When I wrote my “When I see you, I see me” post, I shared that it was through seeing others that I was able to see myself. I saw the good, the bad, the ugly in both of us. I saw the vulnerable, the needy, the strengths and the limitations for us both.
When I become angry about something someone else does, eventually, I come back around to seeing myself in something they have done. At that point, and at that point only, I have compassion, love and understanding for them instead of anger.
At that point, I also feel compelled to look at that aspect of myself to see how I can be more aware of it to avoid behaving or thinking of behaving in similar ways as those that spurred my anger to begin with.
I have a dark or shadow side. We all do. We don’t always act on it. We aren’t always even aware of it, nor do we always acknowledge that it exists. I may write about my ability to shift my perspective, but I am shifting it from the shadows into the light of day.

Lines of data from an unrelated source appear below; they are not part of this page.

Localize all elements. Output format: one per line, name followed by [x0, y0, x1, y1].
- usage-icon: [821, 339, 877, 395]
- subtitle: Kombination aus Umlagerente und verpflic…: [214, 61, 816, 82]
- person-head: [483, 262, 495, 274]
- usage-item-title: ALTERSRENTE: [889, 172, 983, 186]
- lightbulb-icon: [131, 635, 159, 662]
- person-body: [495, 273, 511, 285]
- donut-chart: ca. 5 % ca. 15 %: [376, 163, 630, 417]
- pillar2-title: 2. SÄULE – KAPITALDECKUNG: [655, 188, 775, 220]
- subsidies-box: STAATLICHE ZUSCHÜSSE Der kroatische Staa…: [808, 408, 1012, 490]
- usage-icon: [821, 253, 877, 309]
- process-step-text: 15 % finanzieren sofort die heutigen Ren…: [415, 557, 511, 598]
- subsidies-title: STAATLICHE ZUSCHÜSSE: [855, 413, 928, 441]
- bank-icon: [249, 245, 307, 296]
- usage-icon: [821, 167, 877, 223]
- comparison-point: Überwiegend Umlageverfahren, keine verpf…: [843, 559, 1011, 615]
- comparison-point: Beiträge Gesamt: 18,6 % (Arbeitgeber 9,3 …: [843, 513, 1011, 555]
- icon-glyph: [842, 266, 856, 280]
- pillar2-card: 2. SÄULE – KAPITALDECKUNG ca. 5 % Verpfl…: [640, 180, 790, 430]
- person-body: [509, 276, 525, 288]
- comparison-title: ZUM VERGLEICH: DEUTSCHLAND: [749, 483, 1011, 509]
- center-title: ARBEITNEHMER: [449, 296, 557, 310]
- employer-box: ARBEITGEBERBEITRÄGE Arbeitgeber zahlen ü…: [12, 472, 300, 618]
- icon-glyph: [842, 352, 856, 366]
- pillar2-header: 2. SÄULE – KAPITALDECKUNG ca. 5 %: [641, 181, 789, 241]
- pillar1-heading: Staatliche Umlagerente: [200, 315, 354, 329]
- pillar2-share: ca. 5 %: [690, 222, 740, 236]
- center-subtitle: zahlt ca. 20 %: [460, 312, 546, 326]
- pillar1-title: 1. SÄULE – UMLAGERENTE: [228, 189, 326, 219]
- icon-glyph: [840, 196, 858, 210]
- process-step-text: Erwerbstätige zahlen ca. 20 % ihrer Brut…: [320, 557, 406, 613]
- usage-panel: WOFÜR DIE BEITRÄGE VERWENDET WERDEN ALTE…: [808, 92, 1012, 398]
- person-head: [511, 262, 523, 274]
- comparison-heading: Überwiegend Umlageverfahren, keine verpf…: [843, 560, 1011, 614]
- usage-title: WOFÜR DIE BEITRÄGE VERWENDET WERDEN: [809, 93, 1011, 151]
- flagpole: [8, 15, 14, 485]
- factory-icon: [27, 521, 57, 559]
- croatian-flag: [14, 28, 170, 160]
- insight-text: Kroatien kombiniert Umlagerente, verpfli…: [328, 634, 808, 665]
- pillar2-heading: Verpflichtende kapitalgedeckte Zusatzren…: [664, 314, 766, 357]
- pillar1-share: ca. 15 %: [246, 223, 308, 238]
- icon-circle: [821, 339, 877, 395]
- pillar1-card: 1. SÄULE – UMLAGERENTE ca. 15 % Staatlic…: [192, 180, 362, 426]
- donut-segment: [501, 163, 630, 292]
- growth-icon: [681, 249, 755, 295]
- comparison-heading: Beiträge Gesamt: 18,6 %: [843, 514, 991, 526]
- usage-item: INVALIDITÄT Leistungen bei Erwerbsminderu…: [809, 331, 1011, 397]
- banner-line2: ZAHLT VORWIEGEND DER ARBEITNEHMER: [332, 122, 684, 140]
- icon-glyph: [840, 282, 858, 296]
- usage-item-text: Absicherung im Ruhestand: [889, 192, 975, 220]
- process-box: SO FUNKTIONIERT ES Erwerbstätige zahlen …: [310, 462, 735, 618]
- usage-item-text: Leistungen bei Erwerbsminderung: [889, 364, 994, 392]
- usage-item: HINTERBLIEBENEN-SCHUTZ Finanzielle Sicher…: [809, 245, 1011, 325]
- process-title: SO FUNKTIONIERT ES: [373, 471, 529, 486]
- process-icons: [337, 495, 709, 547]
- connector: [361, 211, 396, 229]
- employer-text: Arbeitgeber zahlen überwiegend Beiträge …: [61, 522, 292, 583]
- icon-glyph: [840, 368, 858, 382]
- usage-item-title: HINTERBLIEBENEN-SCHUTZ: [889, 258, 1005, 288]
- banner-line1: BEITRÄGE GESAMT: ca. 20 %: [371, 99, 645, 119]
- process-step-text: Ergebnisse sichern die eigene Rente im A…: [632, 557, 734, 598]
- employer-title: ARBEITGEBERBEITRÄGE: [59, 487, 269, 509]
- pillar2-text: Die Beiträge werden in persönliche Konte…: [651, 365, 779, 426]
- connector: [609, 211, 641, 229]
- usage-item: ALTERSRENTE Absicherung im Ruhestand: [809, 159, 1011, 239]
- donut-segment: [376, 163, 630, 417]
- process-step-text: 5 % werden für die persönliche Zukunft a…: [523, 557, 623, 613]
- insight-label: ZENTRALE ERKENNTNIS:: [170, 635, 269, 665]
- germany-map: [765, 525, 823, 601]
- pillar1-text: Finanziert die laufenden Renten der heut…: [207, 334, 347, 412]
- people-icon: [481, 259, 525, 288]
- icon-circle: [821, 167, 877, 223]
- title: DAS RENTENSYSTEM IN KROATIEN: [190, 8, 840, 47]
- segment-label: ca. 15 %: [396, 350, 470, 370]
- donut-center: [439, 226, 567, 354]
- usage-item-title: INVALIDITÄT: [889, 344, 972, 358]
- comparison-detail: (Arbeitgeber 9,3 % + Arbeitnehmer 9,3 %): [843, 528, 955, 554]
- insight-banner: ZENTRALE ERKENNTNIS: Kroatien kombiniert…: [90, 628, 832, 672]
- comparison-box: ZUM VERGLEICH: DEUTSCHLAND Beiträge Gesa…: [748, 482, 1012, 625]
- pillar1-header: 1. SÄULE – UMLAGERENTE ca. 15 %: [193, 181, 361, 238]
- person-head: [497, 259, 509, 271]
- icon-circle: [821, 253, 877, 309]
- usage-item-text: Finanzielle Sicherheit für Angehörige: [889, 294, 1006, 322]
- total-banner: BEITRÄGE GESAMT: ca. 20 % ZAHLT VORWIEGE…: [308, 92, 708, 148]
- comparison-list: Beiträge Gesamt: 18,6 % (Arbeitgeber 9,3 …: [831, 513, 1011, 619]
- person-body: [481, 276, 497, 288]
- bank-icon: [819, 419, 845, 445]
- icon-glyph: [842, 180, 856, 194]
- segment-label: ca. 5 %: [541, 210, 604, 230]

I choose to do this because I prefer the light of day, quite frankly, over the darkness. I share it with you because I believe you, too, prefer it and strive to stay in the light of day instead of in the shadows.
I think we can all agree on these points. I share the rest, in hopes that it merely incites some reflection and pause.
Would you think I had gone mad if I said that I felt compassion, love and understanding for the shooter in the recent tragedy in Newtown? If I said that I could see my own darkness in his darkness, would you tell me I had lost it?
“When I see you, I see me” applies just as much to him in this situation—at least I think it does to the best of my understanding. Doesn’t it?
My love and compassion for the shooter does not at all take away from the love and compassion I feel for the families and the community of Newtown. In fact, it seems to expand it.
More of my energy is going in their direction because it isn’t competing as much with my outrage over the tragedy. (Notice I said “as much” because I too still haven’t stopped feeling the outrage.)
It doesn’t change my feelings about the broken systems in our country, but it does allow me some clarity about what role I can play in helping to create change within those broken systems.
When I see you, I see me. No matter what you’ve done.